Tuesday, June 2, 2009

Q&A on the Donnelley-Quebecor World Deal

For the latest on Donnelley's effort to buy Quebecor World, see "After 3 Swings at Quebecor, Has Donnelley Struck Out?"

R.R. Donnelley’s proposal to take over Quebecor World has been the talk lately of almost everyone involved in producing real books, magazines, and catalogs. (By “real” I mean ink-on-paper publications, as opposed to the kind that can only be read on petrochemical-containing, electricity-burning devices. You know, “dead tree editions”, as opposed to “dead dinosaur editions.”)

There’s been a lot of misunderstanding about what is going on, including some notable goofs by the mainstream media. To clear up the confusion, Dead Tree Edition (with the help of some anonymous correspondents) offers this Q&A guide:

  • Q: The big question: Can the deal win government approval? A: Adam Dewitz of PrintCeo says, "I don't see anything stopping this deal from going through," and Frank Romano chips in with a video commentary at the same site noting there are thousands of printers in the U.S. The problem with that view is that there is not one printing market but many; small sheetfed shops are irrelevant to the RRD-QW discussions. Some major print-buying organizations are already planning anti-trust challenges to RRD's proposal. Although Donnelley will probably end up buying QW, it seems likely that some plants will have to be divested -- especially in markets like rotogravure printing that are already oligopolies. (Because rotogravure printing is such an important part of the discussion and yet not widely understood, Dead Tree Edition has invited industry expert Jack Graber to explain the ins and outs of rotogravure from a buyer’s perspective and how it can be used in conjunction with offset. Look for Jack’s three-part series starting tomorrow.)

  • Q: Is it a good deal for Quebecor? A: First of all, we have to define what is meant by “Quebecor”. If you mean the stockholders of Quebecor World, the proposal would not change anything: As with QW’s proposed bankruptcy-exit plan, they would get nothing. If you mean the banks, bondholders, and other creditors who control and essentially own QW, then the answer seems to be yes as long as a couple of kinks can be worked out. (See "Time May Not Be on Donnelley's Side" and "Donnelley Makes Another Pass at Quebecor World".) If you mean the company called “Quebecor” that is headed by P. K. Peladeau, it’s irrelevant; that company is no longer affiliated with QW and in fact has filed litigation to force QW to drop “Quebecor” from its name.

  • Q: You mean the Wall Street Journal goofed when its story about the proposal included that goofy photo of Quebecor’s annual meeting?

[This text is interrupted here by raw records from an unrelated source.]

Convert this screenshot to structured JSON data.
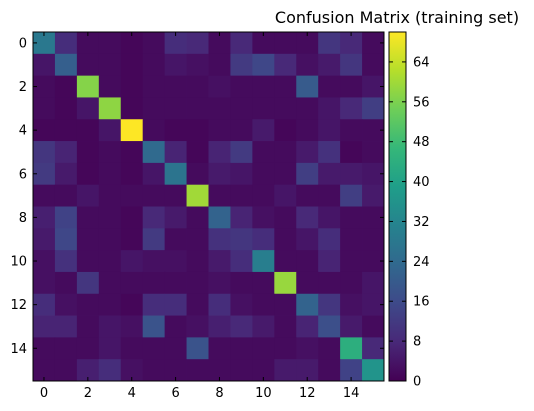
{
  "chart_data": {
    "type": "heatmap",
    "title": "Confusion Matrix (training set)",
    "xlabel": "",
    "ylabel": "",
    "colormap": "viridis",
    "colormap_stops": [
      "#440154",
      "#482878",
      "#3e4989",
      "#31688e",
      "#26828e",
      "#1f9e89",
      "#35b779",
      "#6ece58",
      "#b5de2b",
      "#fde725"
    ],
    "color_range": [
      0,
      70
    ],
    "x_ticks": [
      0,
      2,
      4,
      6,
      8,
      10,
      12,
      14
    ],
    "y_ticks": [
      0,
      2,
      4,
      6,
      8,
      10,
      12,
      14
    ],
    "colorbar_ticks": [
      0,
      8,
      16,
      24,
      32,
      40,
      48,
      56,
      64
    ],
    "grid": false,
    "legend": "colorbar-right",
    "matrix": [
      [
        28,
        9,
        2,
        2,
        1,
        2,
        9,
        8,
        2,
        8,
        2,
        2,
        2,
        11,
        8,
        2
      ],
      [
        4,
        21,
        2,
        2,
        1,
        2,
        4,
        3,
        2,
        12,
        15,
        8,
        3,
        5,
        11,
        2
      ],
      [
        2,
        1,
        57,
        2,
        1,
        2,
        2,
        2,
        3,
        2,
        2,
        2,
        20,
        2,
        2,
        4
      ],
      [
        2,
        1,
        4,
        58,
        1,
        2,
        2,
        2,
        2,
        2,
        2,
        2,
        2,
        4,
        8,
        13
      ],
      [
        1,
        1,
        1,
        4,
        70,
        2,
        1,
        1,
        2,
        2,
        5,
        1,
        2,
        4,
        2,
        2
      ],
      [
        11,
        7,
        1,
        2,
        1,
        24,
        7,
        1,
        7,
        12,
        2,
        2,
        5,
        10,
        1,
        2
      ],
      [
        12,
        5,
        1,
        2,
        1,
        4,
        27,
        2,
        5,
        4,
        2,
        2,
        13,
        5,
        5,
        4
      ],
      [
        2,
        2,
        4,
        2,
        2,
        2,
        2,
        60,
        2,
        2,
        2,
        4,
        2,
        2,
        13,
        5
      ],
      [
        6,
        14,
        2,
        2,
        1,
        8,
        5,
        2,
        22,
        7,
        3,
        2,
        8,
        4,
        2,
        2
      ],
      [
        5,
        15,
        2,
        2,
        1,
        12,
        2,
        2,
        10,
        11,
        9,
        2,
        4,
        9,
        2,
        2
      ],
      [
        3,
        10,
        2,
        2,
        4,
        3,
        3,
        2,
        5,
        9,
        30,
        2,
        2,
        7,
        2,
        2
      ],
      [
        3,
        2,
        11,
        2,
        2,
        2,
        2,
        2,
        3,
        2,
        2,
        59,
        2,
        2,
        2,
        4
      ],
      [
        9,
        3,
        2,
        2,
        1,
        9,
        9,
        2,
        9,
        3,
        2,
        2,
        22,
        11,
        3,
        4
      ],
      [
        7,
        7,
        2,
        4,
        3,
        18,
        2,
        3,
        6,
        8,
        5,
        2,
        7,
        17,
        5,
        2
      ],
      [
        2,
        2,
        2,
        4,
        2,
        2,
        2,
        18,
        2,
        2,
        2,
        2,
        3,
        2,
        44,
        8
      ],
      [
        2,
        2,
        6,
        9,
        3,
        2,
        2,
        2,
        2,
        2,
        2,
        5,
        5,
        2,
        14,
        36
      ]
    ]
  }
}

And other mainstream reporters were off base when they referred to the acquisition target’s Canadian newspapers? A: Yep. RRD’s press release did not explain that QW and Quebecor are unrelated. For business reporters at newspapers these days, if it’s not in the press release, it’s not news; consulting sources who actually know something about an industry is so Twentieth Century.

  • Q: Why is Donnelley’s proposal so good for the QW creditors? A: RRD is offering to give the creditors everything they would get from the bankruptcy reorganization, plus some Donnelley stock. And it’s not even asking QW to close the deal, it’s just asking to be named the stalking horse. That means the creditors would be free to seek better offers for parts or all of the company. If Donnelley presents a formal proposal that matches what it has outlined, it’s hard to see why the Quebecor creditors wouldn’t accept it.
  • Q: Did Donnelley make a good move? A: Most folks I’ve talked with think so. Its proposal will prevent the emergence of a rejuvenated, debt-free Quebecor World into an already troubled marketplace. Even if it doesn’t get all of QW, it will have a big say in what happens to the company’s assets.

  • Q: And what will it do with those assets? A: Shut down the least competitive ones, along with some plants it already owns, to stem the impact of overcapacity on printing prices and to eliminate redundancies. It’s hard to see Donnelley continuing to operate two large rotogravure plants in Nevada that are only 46 miles apart. One commenter noted a parallel with NewPage, which became the market leader in coated papers after buying StoraEnso’s North American mills and then undertook shutdowns to prop up paper prices amidst declining demand.

  • Q: What about competitors? A:Some think the new Donnelley would be large enough to crush the competition, but most people see RRD’s move as a real gift to competitors like Quad/Graphics, Brown, and Transcontinental. As someone noted, you can question how well NewPage’s strategy has worked for NewPage, but there’s no question it has been good for rival Verso Paper.

  • Q: And what about customers? A: I'm told that one discussion among publishing executives reached this consensus: “We’re screwed.”
  • 1 comment:

    A.M. Mallett said...

    The other side of the issue is what happens to suppliers?